Enfin, l’entretien révèle un religieux mal à l’aise dans l’institution bien qu’il ne l’ait jamais quittée. Son attachement à des structures d’Église – province de France, CEFAL, CPT, communautés ecclésiales de base – est constant, mais il apprécie la compagnie et la collaboration de ceux (ou de celles) qui travaillent en marge du catholicisme romain. C’est le cas à Annecy mais également dès son arrivée au Brésil où son couvent d’accueil Perdizès est en relation très étroite avec l’archevêque de São Paulo Paulo Evaristo Arns, internationalement connu pour son combat en faveur des droits de l’homme.
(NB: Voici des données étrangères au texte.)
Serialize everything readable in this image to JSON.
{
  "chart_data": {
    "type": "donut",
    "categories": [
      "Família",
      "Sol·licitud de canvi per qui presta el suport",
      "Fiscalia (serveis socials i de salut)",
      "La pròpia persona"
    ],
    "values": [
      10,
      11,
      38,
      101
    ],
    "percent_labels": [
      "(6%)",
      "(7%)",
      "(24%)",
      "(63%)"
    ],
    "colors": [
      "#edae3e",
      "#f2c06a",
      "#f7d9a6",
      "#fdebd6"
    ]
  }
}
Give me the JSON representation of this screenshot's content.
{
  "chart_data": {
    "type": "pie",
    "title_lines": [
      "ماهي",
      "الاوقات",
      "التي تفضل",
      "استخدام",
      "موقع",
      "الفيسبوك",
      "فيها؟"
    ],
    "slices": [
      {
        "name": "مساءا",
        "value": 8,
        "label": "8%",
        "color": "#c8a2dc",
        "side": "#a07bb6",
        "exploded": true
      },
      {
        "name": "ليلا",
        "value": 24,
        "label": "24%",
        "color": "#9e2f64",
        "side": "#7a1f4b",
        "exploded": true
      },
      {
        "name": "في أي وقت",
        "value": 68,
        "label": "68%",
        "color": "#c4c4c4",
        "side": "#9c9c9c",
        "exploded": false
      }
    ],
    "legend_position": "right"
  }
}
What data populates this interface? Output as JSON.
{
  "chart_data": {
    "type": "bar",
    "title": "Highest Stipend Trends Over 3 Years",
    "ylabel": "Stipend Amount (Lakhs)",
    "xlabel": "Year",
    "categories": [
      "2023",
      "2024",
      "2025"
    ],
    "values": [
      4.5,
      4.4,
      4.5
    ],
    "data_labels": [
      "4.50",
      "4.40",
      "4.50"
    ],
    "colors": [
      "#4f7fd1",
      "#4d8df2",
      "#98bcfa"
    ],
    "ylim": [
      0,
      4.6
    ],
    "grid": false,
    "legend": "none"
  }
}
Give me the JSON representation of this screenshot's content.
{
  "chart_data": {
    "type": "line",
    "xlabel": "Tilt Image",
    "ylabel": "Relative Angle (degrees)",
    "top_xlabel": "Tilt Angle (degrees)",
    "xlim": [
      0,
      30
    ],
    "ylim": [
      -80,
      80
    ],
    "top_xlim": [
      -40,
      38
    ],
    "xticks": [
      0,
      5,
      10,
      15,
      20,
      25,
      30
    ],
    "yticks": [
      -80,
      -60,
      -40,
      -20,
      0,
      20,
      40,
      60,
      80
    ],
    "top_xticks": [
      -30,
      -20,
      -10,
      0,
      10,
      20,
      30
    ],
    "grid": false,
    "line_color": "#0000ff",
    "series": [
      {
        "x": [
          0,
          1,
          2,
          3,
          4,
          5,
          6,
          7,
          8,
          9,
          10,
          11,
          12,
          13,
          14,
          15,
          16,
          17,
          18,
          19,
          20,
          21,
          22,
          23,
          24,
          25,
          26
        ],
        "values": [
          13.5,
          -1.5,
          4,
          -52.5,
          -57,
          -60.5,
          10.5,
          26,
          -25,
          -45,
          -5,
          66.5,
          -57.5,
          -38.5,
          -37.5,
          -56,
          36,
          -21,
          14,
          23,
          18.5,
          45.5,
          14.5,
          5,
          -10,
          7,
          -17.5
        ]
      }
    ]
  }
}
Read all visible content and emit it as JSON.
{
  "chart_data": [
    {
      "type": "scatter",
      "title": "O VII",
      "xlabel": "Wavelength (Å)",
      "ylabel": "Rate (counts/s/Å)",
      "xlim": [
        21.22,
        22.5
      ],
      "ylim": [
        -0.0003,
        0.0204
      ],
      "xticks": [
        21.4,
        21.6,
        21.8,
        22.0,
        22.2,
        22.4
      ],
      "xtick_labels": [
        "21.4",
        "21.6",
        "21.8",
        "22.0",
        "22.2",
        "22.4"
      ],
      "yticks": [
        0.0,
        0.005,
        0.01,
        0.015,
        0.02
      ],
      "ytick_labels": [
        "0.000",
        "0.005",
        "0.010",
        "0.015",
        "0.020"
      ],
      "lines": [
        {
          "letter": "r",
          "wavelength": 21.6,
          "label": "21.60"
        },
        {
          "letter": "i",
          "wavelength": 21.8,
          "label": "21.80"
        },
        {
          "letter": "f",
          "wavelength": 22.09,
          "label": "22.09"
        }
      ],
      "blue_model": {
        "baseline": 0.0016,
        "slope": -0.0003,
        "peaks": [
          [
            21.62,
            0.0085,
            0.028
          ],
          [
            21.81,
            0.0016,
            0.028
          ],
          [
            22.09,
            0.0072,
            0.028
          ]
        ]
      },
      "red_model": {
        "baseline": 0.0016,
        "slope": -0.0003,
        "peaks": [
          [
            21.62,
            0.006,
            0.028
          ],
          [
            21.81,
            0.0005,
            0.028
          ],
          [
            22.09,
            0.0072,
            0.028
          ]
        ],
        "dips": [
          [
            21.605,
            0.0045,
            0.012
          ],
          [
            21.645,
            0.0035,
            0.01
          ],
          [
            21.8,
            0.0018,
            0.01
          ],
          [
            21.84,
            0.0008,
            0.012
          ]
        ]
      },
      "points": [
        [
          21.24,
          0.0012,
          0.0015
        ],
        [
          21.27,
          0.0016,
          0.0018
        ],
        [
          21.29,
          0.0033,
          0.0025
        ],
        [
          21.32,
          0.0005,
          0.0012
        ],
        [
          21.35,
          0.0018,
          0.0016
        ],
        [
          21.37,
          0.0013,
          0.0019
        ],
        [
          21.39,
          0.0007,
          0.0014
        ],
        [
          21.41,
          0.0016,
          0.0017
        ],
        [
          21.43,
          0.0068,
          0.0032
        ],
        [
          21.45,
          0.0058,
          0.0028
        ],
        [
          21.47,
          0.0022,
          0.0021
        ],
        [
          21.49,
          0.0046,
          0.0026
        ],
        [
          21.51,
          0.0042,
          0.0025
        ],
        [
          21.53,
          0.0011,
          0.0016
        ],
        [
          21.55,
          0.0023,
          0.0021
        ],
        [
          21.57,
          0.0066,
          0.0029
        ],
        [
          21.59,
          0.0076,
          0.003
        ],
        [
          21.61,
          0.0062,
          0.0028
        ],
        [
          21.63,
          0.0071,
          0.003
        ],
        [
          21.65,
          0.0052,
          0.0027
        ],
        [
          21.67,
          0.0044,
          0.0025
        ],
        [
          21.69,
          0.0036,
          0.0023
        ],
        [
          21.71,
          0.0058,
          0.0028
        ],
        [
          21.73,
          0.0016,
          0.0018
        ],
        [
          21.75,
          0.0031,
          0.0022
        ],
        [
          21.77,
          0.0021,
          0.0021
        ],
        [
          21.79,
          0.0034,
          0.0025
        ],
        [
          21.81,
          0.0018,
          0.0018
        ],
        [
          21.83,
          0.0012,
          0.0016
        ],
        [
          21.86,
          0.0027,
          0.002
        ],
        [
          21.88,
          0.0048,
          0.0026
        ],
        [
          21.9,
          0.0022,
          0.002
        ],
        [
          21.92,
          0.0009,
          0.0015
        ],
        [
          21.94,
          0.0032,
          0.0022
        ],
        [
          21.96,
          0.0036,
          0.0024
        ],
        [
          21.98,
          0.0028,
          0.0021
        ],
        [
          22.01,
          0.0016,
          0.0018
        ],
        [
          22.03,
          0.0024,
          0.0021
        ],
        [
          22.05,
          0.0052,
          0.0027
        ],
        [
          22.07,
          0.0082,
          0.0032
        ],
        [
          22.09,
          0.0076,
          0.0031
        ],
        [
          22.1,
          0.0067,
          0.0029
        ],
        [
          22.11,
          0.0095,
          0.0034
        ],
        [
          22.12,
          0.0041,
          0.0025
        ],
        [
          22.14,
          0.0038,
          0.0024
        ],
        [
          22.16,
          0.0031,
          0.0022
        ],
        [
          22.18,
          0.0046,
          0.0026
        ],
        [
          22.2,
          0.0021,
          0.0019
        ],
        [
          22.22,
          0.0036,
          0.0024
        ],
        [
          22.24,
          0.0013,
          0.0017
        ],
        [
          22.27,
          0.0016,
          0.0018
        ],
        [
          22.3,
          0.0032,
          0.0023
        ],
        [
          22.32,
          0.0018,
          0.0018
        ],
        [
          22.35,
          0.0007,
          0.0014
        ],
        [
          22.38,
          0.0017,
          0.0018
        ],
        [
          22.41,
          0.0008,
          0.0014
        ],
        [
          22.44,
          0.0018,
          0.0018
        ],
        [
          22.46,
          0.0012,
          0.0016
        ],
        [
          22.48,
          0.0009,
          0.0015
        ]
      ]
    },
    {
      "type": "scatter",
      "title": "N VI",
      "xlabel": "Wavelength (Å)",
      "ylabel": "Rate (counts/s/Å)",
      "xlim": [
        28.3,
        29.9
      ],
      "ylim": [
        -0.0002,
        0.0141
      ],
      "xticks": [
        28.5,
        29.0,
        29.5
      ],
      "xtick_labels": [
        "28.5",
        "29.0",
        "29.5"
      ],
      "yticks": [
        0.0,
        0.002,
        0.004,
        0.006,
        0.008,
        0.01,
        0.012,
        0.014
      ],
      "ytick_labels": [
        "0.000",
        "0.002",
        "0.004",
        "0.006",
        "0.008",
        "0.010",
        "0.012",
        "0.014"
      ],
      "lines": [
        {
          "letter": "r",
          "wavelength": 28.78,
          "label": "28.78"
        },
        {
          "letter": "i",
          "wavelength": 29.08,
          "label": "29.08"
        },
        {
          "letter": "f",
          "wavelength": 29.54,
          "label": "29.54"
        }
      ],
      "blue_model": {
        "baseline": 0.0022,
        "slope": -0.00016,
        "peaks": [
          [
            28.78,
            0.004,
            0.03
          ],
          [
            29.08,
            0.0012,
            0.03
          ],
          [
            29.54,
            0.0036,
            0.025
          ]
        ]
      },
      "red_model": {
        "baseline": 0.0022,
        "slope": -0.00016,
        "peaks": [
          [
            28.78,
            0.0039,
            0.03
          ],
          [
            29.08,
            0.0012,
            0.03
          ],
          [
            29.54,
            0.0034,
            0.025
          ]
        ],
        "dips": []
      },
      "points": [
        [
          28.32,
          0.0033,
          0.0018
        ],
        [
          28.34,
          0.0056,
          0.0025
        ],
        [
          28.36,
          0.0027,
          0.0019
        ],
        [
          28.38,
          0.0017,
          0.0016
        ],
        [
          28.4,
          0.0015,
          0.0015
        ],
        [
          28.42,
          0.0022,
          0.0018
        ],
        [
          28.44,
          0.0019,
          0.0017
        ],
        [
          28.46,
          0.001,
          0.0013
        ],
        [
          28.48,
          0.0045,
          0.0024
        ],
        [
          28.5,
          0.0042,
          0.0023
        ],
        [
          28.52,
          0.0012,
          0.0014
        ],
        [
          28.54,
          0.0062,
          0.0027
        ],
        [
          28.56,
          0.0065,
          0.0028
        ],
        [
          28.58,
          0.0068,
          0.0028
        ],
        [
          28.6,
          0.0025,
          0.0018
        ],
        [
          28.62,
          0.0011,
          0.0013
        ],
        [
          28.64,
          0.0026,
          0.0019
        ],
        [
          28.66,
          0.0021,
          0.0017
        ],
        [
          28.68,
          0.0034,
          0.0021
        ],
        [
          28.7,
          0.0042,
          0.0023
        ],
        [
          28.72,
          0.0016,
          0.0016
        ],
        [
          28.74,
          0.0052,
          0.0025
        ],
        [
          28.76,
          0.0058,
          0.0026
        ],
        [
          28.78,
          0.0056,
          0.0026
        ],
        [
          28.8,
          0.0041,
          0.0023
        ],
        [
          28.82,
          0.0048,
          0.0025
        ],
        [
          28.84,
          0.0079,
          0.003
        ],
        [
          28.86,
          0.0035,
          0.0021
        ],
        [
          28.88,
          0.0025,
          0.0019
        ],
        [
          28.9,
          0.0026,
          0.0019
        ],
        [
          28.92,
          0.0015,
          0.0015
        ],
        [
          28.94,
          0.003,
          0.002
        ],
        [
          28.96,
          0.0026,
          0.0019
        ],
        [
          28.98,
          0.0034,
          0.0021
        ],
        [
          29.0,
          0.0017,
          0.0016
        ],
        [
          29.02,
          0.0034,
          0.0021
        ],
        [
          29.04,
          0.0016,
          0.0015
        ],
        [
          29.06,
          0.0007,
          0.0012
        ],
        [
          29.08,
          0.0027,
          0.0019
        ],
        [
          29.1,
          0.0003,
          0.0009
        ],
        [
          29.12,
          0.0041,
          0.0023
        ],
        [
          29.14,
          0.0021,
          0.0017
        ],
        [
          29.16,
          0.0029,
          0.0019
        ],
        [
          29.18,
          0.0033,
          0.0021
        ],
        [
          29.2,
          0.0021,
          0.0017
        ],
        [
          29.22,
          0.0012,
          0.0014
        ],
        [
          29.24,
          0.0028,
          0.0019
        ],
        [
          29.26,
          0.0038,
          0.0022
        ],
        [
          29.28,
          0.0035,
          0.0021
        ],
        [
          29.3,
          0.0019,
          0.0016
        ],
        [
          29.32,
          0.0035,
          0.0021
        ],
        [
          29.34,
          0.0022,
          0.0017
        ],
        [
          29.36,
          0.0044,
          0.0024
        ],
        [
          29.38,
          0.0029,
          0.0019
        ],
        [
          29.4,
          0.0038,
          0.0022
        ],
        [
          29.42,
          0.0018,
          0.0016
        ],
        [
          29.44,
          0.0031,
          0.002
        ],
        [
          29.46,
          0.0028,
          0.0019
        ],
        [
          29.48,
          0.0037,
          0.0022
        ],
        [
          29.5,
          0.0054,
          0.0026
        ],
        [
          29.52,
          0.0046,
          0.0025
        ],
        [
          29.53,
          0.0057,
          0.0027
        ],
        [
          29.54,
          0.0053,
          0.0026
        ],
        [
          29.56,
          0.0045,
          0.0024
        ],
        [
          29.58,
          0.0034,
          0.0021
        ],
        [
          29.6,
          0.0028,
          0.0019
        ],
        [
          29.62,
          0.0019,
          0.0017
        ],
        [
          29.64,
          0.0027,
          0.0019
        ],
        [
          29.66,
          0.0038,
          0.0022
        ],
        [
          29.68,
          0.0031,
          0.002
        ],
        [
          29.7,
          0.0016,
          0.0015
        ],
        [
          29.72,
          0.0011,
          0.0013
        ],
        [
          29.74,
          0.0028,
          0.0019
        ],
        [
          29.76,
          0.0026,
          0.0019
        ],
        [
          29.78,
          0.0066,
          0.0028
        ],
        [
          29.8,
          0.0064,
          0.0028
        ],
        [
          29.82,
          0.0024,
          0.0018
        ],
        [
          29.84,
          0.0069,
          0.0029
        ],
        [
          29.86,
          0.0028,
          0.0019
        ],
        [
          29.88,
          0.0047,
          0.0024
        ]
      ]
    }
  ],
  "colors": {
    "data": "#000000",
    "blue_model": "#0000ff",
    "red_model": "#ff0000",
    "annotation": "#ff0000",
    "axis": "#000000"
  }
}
Dans le Centre-Ouest, il s’engage résolument dans le sillage de grandes figures de l’épiscopat progressiste : Tomas Balduinio, Pedro Casaldaliga, Fernando Gomez. Pour autant, il n’adhère pas totalement aux thèses des mouvements révolutionnaires qui ont pris le pouvoir en Amérique centrale. Son périple dans la région en 1990 le met en garde contre l’endoctrinement idéologique des sandinistes ou des castristes. L’option préférentielle pour les pauvres qu’il revendique n’est jamais vécue comme une affirmation partisane mais comme une mise en cohérence avec le texte biblique.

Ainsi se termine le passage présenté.